In today’s deeply interconnected world, we need rules and institutions to govern markets and economic activity more than ever. Yet multilateralism is under increasing strain, and the lack of a clear and consistent means for assessing changing global power dynamics is not helping.

WASHINGTON, DC – It is often said that the unipolar world order, dominated by the United States, that emerged at the end of the Cold War has lately shifted to a “multipolar” arrangement, owing to the growing geopolitical “weight” of countries such as China, as well as many emerging economies. But the actual metrics by which we weigh global powers are typically discussed in only vague terms, if at all.

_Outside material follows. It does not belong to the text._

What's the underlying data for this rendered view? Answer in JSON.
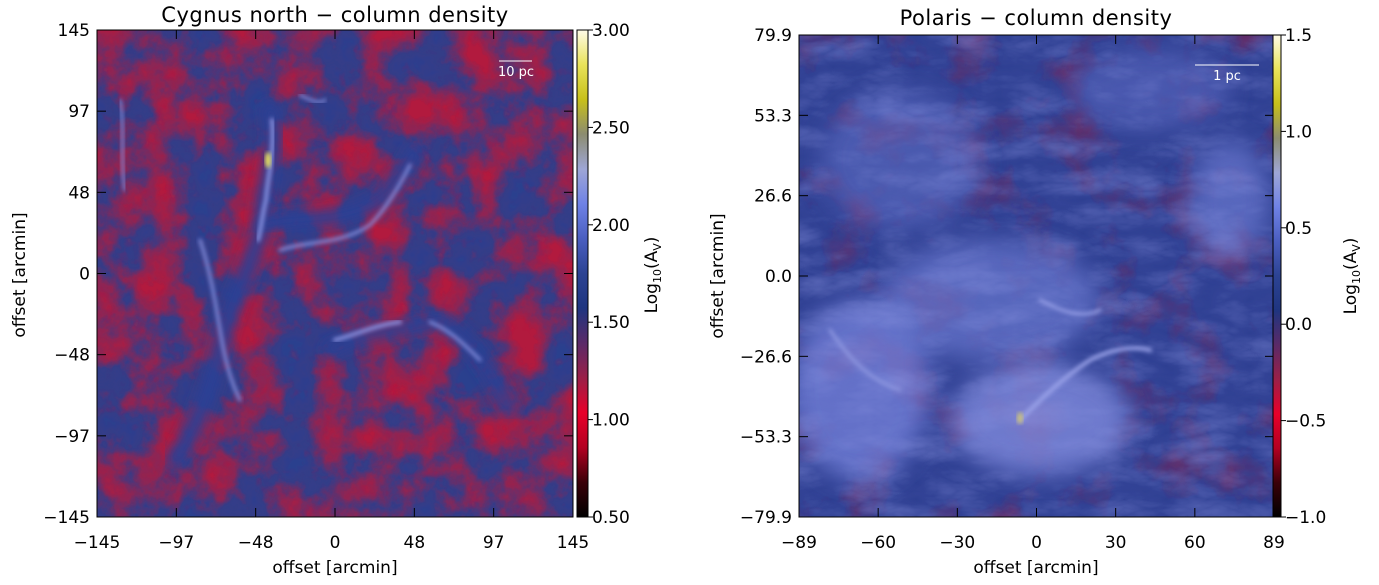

There is no agreed scale with which to measure a country’s international weight relative to others. For example, the International Monetary Fund and the World Bank use economic metrics, such as GDP and trade volumes, that are not standardized across other institutions. The United Nations does not even use the same metrics across all of its agencies: in the General Assembly, every country is weighted equally, and there are no veto rights; in the Security Council, the five permanent members (China, France, Russia, the United Kingdom, and the US) have veto rights.

At a time when multilateralism is under increasing strain, it is useful to understand the underlying shift in key weights and try to judge how much of what we are experiencing reflects structural shifts in these weights and how much is simply due to independent policy changes.